Rehabilitasi hutan dan lahan (RHL) merupakan salah satu prioritas utama
pengelolaan hutan Indonesia saat ini dan di masa mendatang. Kompleksitas
kegiatan RHL di masa mendatang memerlukan kesiapan ilmu pengetahuan dan
teknologi dan ketersediaan sumberdaya manusia yang memadai (baik dalam
kualitas dan kuantitasnya).
Forda (Bogor, 03/04/2015), keberhasilan rehabilitasi hutan dan lahan
masih banyak menghadapi kendala karena terbatasnya pengetahuan dan informasi
mengenai kesesuaian tempat tumbuh bagi jenis-jenis yang dikembangkan.
Berdasarkan permasalahan tersebut, diperlukan strategi pemilihan jenis untuk
rehabilitasi hutan dan lahan (RHL) agar keberhasilan RHL dapat dicapai sesuai
tipologi dan kondisi lapangan. Untuk itu diperlukan data dan informasi mengenai
persyaratan tempat tumbuh dan teknik silvikultur setiap jenis andalan setempat.

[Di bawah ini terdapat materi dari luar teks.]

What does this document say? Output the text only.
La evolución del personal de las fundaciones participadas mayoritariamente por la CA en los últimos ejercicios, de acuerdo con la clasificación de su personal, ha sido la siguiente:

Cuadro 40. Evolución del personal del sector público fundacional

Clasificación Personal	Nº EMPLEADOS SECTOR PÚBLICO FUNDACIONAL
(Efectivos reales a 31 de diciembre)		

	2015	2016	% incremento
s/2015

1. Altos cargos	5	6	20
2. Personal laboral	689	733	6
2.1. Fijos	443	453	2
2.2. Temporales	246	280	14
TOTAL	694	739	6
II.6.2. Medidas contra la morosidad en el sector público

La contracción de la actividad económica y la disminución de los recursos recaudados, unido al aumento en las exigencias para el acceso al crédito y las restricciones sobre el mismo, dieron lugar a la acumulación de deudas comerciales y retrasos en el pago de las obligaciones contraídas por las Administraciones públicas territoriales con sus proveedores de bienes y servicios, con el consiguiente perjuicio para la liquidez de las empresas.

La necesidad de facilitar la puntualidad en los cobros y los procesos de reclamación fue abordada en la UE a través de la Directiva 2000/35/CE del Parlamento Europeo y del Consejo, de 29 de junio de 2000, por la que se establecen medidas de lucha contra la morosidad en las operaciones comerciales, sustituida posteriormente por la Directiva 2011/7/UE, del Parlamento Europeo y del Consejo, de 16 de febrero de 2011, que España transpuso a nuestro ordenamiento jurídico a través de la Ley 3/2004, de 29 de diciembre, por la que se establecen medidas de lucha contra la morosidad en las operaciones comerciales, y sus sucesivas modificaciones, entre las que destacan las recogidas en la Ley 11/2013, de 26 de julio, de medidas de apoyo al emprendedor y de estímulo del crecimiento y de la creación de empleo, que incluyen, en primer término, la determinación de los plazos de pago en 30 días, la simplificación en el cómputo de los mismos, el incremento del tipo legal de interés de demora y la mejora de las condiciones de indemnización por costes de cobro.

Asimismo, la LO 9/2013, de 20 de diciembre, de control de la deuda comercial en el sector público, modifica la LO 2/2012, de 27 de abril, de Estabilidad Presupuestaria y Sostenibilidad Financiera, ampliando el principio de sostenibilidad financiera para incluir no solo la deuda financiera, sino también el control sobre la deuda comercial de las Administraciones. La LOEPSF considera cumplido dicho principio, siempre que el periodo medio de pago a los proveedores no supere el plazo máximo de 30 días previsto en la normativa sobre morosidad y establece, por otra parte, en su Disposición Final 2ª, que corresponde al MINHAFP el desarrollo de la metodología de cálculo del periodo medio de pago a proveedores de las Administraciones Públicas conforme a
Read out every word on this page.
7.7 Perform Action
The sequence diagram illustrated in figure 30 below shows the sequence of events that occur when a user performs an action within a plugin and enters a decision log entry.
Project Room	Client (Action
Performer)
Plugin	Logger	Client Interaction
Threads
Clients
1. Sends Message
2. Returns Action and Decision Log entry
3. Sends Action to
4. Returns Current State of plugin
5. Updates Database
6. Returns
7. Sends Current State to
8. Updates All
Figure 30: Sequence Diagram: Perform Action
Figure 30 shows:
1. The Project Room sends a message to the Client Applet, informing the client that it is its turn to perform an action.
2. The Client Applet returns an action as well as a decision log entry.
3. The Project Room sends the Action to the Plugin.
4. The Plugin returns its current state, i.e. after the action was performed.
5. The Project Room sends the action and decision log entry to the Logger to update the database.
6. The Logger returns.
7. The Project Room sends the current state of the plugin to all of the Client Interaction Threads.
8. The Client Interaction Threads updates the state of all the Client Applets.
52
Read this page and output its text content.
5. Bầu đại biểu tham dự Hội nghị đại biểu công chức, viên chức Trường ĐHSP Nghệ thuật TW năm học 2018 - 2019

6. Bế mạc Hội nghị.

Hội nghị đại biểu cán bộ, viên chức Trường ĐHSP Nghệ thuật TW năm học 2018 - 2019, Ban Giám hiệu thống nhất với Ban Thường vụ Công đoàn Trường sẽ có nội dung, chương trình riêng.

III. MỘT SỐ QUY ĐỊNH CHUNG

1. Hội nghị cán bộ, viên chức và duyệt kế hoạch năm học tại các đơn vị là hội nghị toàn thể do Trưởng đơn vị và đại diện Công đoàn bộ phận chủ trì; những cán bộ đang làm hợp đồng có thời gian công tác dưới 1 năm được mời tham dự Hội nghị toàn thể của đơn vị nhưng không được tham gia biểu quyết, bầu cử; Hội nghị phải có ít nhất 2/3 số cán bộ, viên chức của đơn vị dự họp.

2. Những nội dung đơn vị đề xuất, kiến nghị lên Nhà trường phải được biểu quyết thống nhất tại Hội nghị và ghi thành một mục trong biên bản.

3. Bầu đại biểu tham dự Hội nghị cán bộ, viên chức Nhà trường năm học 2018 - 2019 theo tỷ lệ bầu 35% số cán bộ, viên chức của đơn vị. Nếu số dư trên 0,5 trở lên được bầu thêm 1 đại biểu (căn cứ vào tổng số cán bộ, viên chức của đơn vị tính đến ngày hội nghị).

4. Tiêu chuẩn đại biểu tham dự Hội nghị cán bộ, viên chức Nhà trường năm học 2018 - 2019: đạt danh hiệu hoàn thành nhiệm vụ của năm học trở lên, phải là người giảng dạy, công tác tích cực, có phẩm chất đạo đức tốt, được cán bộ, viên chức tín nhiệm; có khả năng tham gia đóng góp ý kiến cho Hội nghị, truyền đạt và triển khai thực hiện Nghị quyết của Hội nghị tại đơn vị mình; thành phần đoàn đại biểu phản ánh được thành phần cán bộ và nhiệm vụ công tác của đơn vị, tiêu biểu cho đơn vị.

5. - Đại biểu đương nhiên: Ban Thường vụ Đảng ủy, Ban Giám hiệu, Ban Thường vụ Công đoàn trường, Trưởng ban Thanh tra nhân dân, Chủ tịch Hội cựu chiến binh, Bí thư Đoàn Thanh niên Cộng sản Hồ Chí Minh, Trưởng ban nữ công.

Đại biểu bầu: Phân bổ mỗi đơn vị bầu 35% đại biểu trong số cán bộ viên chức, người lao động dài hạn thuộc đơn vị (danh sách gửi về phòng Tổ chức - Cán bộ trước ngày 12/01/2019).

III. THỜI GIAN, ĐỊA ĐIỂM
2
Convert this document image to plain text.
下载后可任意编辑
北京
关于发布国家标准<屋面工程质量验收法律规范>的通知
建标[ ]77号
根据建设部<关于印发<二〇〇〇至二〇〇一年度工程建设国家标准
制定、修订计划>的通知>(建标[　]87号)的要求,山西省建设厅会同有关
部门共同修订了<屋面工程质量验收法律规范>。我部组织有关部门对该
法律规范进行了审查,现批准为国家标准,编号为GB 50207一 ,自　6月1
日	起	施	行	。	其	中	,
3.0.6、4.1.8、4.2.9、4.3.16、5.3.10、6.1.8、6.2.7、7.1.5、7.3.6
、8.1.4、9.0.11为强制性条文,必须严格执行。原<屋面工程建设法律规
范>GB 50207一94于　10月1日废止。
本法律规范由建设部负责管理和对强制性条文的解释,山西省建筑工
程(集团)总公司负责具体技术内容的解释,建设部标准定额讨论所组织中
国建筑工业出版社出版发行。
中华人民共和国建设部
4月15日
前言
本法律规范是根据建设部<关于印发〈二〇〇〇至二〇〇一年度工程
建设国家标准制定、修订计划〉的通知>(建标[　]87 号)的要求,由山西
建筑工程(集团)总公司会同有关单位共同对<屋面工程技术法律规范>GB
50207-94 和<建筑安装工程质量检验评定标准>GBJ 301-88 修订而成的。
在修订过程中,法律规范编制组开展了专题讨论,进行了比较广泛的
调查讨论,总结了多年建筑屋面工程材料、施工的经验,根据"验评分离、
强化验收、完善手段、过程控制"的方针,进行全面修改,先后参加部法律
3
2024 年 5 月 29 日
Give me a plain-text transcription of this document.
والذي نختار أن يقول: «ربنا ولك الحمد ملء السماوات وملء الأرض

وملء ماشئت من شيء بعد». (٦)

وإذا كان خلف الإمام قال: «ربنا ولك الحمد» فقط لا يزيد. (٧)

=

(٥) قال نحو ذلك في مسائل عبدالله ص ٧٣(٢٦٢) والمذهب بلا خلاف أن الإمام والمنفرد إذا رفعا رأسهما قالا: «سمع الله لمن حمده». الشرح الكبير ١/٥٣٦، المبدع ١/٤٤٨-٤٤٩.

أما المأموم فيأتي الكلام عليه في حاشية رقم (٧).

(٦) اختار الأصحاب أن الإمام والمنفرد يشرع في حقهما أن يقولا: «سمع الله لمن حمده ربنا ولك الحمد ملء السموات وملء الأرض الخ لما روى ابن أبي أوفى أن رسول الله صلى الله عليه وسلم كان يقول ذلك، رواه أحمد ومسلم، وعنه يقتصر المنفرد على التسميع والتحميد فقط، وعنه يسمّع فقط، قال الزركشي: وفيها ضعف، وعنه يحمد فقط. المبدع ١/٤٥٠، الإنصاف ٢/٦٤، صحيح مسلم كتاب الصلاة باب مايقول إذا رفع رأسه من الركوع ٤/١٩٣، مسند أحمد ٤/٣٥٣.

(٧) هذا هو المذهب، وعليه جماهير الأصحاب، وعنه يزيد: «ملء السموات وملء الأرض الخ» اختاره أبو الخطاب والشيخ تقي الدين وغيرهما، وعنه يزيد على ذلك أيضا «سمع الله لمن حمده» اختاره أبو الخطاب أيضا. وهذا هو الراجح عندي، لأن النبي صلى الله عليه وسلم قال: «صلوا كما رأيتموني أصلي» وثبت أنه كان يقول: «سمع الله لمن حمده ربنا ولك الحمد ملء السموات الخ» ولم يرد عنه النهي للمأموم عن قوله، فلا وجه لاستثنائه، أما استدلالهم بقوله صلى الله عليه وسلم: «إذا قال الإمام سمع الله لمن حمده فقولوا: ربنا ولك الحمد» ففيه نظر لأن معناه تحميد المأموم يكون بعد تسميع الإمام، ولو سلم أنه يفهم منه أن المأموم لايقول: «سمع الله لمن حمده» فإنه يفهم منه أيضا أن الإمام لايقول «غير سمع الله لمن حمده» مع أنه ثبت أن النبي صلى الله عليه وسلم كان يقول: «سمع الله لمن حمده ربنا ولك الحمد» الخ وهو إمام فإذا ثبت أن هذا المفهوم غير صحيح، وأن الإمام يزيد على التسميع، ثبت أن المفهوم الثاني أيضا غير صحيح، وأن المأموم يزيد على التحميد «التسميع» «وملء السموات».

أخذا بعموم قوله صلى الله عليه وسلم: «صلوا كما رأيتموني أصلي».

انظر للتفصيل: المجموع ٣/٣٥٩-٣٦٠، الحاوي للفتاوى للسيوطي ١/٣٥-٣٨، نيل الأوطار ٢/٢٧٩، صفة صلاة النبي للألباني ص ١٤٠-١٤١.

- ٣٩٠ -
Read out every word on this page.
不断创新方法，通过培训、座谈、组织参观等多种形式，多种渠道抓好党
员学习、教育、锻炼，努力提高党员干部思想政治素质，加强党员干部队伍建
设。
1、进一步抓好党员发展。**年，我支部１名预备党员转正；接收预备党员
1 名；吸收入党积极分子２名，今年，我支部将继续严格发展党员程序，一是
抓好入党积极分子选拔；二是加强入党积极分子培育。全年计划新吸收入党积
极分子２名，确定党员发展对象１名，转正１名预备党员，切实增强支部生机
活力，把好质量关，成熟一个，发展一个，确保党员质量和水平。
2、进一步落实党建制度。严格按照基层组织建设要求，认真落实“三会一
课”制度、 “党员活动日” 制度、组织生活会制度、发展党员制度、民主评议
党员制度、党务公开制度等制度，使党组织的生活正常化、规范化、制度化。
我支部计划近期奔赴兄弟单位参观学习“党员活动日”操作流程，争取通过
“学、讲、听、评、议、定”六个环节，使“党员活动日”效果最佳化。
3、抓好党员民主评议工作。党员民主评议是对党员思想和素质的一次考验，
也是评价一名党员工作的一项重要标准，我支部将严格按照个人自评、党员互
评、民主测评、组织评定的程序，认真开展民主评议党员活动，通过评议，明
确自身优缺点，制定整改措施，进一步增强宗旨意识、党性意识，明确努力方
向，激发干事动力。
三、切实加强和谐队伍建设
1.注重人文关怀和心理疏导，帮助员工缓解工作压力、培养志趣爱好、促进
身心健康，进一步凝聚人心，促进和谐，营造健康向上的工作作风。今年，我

Karakteristik kegiatan yang kompleks mengakibatkan proses RHL perlu
dilakukan dengan cermat, sistematis, dan menyeluruh. Evaluasi RHL yang sudah
pernah dilaksanakan sampai saat ini masih terfokus pada pertanggungjawaban
kegiatan, hanya menggunakan ukuran persentase hidup tanaman, tinggi pohon,
dan tingkat kesehatan tanaman hasil RHL, yang belum cukup untuk mengevaluasi
3
secara total tingkat keberhasilan RHL sebagai sebuah sistem. Untuk mengetahui
tingkat keberhasilan RHL sebagai sebuah sistem, maka diperlukan penelitian yang
lebih mendalam dan menyeluruh dengan kriteria dan indikator yang lebih
lengkap, mencakup seluruh sistem RHL.
Perum Perhutani merupakan Badan Usaha Milik Negara (BUMN) yang
diberi mandat oleh negara untuk mengelola sebagian besar hutan negara di Pulau
Jawa. Sebagai pengelola hutan di pulau jawa, Perhutani mempunyai tugas dan
peran yang besar dalam ikut serta meningkatkan kesejahteraan dan pendapatan
rumah tangga, terutama masyarakat tinggal di sekitar hutan dalam berinteraksi
secara langsung dengan hutan dan sumber daya alam yang ada di dalamnya.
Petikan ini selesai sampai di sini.